In parallel, I want to also give a big thanks to Scott and Riley (and everyone else I met at the factory (Patrick!)) for being so generous with their time. As a non-builder, it was invaluable to be able to see the systems up close and personal, as well as multiple aircraft in various stages of progress. Scott’s many anecdotal stories provided great nuggets of wisdom, and seeing Patrick so close to completion was an inspiration for the many upgrades and modifications I’d like to do. Most of all, Riley was willing to spend a couple hours with me teaching the basics of composite construction, and gave me some tips on the upcoming door repair work I need to do. I can’t emphasize enough how great it was to see the factory at work, and understand all the folks behind these cool aircraft. If you haven’t been already, I fully encourage you to make the pilgrimage at some point. You may get a cool hat like I did! (Check out the new logo! Riley said it’ll be available more publicly soon)

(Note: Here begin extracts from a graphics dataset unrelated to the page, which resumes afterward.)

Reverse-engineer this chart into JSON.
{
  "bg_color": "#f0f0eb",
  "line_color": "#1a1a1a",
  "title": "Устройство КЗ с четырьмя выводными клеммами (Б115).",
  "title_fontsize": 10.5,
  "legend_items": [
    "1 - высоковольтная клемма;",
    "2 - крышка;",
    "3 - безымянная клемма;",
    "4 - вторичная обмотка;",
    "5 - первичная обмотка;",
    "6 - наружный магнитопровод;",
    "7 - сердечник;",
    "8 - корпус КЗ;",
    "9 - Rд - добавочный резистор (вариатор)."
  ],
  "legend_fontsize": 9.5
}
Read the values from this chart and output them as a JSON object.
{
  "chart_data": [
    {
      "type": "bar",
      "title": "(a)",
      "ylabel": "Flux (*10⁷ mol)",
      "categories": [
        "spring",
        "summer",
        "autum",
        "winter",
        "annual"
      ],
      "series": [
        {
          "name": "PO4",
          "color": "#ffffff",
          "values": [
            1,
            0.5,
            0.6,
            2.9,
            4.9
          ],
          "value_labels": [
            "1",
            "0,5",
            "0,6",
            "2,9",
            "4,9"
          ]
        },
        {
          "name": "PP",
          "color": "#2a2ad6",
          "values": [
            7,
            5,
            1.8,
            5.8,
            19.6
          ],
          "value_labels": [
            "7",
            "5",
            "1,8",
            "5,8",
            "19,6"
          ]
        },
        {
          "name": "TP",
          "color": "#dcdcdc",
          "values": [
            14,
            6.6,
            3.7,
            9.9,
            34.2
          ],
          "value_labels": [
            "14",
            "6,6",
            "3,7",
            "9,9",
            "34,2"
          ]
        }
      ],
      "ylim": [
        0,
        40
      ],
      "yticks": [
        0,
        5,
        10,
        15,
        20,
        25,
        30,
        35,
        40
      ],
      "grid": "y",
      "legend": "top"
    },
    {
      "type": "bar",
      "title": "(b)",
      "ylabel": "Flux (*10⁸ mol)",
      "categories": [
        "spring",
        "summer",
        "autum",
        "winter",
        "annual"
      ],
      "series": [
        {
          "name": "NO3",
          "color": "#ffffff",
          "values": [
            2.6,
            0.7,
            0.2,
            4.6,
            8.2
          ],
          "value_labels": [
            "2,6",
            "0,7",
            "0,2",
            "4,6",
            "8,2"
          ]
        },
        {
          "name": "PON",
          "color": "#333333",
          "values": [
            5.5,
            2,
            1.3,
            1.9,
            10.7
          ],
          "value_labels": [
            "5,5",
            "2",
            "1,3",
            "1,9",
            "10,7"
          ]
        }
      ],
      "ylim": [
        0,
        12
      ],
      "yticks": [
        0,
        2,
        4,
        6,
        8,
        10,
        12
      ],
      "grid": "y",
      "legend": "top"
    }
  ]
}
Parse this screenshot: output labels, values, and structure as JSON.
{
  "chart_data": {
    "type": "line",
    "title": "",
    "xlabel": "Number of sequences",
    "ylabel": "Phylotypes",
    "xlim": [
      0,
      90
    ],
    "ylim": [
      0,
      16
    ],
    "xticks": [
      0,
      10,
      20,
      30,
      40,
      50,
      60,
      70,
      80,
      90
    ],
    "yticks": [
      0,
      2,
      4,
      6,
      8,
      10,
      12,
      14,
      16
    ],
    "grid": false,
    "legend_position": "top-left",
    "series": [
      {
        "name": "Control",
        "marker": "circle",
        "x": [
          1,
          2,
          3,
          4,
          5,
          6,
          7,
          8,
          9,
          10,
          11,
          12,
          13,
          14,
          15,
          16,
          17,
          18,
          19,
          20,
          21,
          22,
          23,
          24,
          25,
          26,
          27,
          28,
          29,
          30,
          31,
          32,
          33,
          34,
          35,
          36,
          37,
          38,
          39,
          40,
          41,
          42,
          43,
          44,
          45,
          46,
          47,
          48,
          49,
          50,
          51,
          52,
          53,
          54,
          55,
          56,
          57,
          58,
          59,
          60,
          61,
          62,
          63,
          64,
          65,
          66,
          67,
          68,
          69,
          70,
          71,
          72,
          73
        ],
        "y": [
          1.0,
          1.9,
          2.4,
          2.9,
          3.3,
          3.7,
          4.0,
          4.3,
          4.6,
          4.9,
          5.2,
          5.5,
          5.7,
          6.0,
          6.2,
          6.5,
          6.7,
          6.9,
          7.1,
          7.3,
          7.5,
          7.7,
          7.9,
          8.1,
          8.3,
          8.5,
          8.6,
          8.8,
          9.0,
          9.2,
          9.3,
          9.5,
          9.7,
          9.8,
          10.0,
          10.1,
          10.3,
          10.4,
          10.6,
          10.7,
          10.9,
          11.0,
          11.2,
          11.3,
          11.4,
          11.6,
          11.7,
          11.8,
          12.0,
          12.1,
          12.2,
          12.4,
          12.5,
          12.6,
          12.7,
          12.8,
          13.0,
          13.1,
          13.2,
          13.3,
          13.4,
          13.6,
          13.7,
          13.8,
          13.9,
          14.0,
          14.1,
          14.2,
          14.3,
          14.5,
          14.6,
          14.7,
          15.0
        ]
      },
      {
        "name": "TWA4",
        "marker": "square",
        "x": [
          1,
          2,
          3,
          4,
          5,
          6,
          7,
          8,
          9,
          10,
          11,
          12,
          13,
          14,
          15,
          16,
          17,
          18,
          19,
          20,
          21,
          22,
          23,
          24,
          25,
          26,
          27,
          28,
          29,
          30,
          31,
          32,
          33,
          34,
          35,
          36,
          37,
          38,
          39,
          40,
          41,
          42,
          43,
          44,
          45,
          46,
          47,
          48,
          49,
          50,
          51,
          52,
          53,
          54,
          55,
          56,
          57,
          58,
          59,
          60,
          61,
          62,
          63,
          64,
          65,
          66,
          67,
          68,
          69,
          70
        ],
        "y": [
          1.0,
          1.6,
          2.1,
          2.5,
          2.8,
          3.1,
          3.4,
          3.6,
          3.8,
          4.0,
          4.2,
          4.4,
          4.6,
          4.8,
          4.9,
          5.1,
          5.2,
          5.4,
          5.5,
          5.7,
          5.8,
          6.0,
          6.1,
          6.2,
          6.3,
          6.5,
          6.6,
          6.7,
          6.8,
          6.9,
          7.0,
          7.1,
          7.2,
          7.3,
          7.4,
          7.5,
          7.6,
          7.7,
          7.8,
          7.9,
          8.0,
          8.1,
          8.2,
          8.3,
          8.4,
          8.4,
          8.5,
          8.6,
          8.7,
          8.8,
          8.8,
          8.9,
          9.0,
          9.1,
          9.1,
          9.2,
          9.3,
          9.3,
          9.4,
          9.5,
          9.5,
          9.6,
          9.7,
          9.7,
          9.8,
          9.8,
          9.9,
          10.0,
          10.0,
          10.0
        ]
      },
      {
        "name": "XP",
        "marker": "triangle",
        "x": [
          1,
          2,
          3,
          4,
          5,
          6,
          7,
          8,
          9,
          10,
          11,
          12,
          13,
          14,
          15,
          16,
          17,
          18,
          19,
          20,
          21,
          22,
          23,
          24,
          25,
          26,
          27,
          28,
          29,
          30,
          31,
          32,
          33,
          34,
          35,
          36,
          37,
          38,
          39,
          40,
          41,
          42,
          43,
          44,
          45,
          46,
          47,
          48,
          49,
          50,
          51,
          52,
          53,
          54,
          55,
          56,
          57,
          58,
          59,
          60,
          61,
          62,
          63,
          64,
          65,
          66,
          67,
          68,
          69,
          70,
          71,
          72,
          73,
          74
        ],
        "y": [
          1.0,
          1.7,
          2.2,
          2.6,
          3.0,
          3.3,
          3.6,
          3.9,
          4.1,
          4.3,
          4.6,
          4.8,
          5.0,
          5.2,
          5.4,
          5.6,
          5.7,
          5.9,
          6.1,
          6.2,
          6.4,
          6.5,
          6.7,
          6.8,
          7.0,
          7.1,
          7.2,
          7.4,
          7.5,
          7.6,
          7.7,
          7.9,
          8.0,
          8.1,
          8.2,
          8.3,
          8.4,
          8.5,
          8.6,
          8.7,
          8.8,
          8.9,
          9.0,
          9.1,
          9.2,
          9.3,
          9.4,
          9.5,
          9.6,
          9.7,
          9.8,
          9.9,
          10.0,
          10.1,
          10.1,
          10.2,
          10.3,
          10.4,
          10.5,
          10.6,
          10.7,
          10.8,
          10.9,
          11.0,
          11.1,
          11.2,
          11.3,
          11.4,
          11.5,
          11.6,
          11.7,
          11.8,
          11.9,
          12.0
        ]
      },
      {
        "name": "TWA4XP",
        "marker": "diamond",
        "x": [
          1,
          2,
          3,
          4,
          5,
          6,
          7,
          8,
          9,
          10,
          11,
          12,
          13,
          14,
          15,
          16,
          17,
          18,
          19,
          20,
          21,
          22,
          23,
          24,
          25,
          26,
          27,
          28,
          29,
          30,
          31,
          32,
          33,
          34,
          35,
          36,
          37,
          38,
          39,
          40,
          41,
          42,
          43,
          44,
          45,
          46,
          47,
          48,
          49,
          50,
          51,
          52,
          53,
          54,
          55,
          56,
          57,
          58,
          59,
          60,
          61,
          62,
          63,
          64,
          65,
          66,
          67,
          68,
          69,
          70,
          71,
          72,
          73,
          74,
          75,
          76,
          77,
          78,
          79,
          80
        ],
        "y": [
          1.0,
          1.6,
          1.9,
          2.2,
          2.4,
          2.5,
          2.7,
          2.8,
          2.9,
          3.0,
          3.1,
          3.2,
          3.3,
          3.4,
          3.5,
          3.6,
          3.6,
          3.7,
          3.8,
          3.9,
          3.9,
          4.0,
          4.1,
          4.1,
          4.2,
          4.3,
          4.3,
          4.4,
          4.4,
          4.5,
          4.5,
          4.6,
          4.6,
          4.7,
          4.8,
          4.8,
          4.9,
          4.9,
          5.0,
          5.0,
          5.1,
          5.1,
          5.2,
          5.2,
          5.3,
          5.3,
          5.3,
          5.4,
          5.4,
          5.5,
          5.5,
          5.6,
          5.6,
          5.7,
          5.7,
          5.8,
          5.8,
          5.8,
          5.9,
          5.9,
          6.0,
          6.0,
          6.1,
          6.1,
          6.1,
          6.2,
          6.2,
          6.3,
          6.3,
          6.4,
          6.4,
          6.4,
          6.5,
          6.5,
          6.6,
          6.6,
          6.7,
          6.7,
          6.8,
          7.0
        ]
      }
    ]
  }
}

First Flights! - July 2022

And so almost 4 months after the seed was planted, and almost 2 months after I had a new plane sitting in my hangar it was time for my first flight. No matter how many times I solo a plane for the first time, it still gives me the thrill and joy of my first solo flight 27 years ago. After a thorough preflight, and clean engine run-up. It was time to take flight for a long tour of California, heading down to Paso Robles, then over to Merced, and up the San Joaquin Valley back to the familiar airspace of the San Francisco Bay Area. It went smooth as it could, and the 16 landings I did along the way gave me the beginnings of confidence in what will be a long partnership. Over the next week I built up another 10 hours of flight, and yesterday I broke the 20 hour mark of flight time in N7779X. This is a threshold I wanted to reach before taking the boys to Oshkosh. With the flights I was able to get in VFR and IFR, as well as local and cross country operations. The last thing to do is some night flying to wrap up my personal “checkout” before Oshkosh. I plan to do that this weekend.

Let the MX Begin!

A plane is like a boat. For every hour you fly it, there is some number of hours you need to dedicated to maintenance. Hopefully that ratio will get better and better over time, but early on there will be a lot to do. On my first oil change I sent in the oil for analysis. It came back with high readings of Aluminum and Iron, both indications of possible lack of usage over the past period (not surprising considering they were trying to sell the plane). I have subscribed to a service call SavvyQA, which gives me access to maintenance personnel for advice. In this case, they suggested I fly 10 hours, change the oil, then fly another 40 hours and re-analyze the new oil. Additionally they asked me  to borescope the cylinders so they could take a look. See below for some of the pictures of cylinder #1. Other work that I did includes flushing the brake fluid (twice! Air bubbles are not good), and debugging a door issue on the pilots side. Maintenance is going to be ongoing, but hopefully all the major issues are flushed out.

So What's Next?

Now that the plane is in general working condition, and I have gotten my training up to speed. It’s time to take the plane for a big trip. What better trip than out to Oshkosh! It’s the biggest Aviation gathering in the world, and I’ve never been. The boys and I will be heading out next week for a cross country adventure to Oshkosh Wisconson for planes, planes and more planes. It’s also time to get. back to the RV-8. While the Velocity is a great commuter and my newest baby, my heart is still with the RV-8, and I look forward to getting back to the RV-8 undistracted. I know there will always be things to do on the Velocity, but hopefully with regular use, and a little TLC, 79X will give me years of low maintenance joy! Until our next Velocity Adventure….Happy Flying!!!!

2 comments

  1. Nice reportage. Glad you have your new toy in working condition. Happy flight to Oshkosh.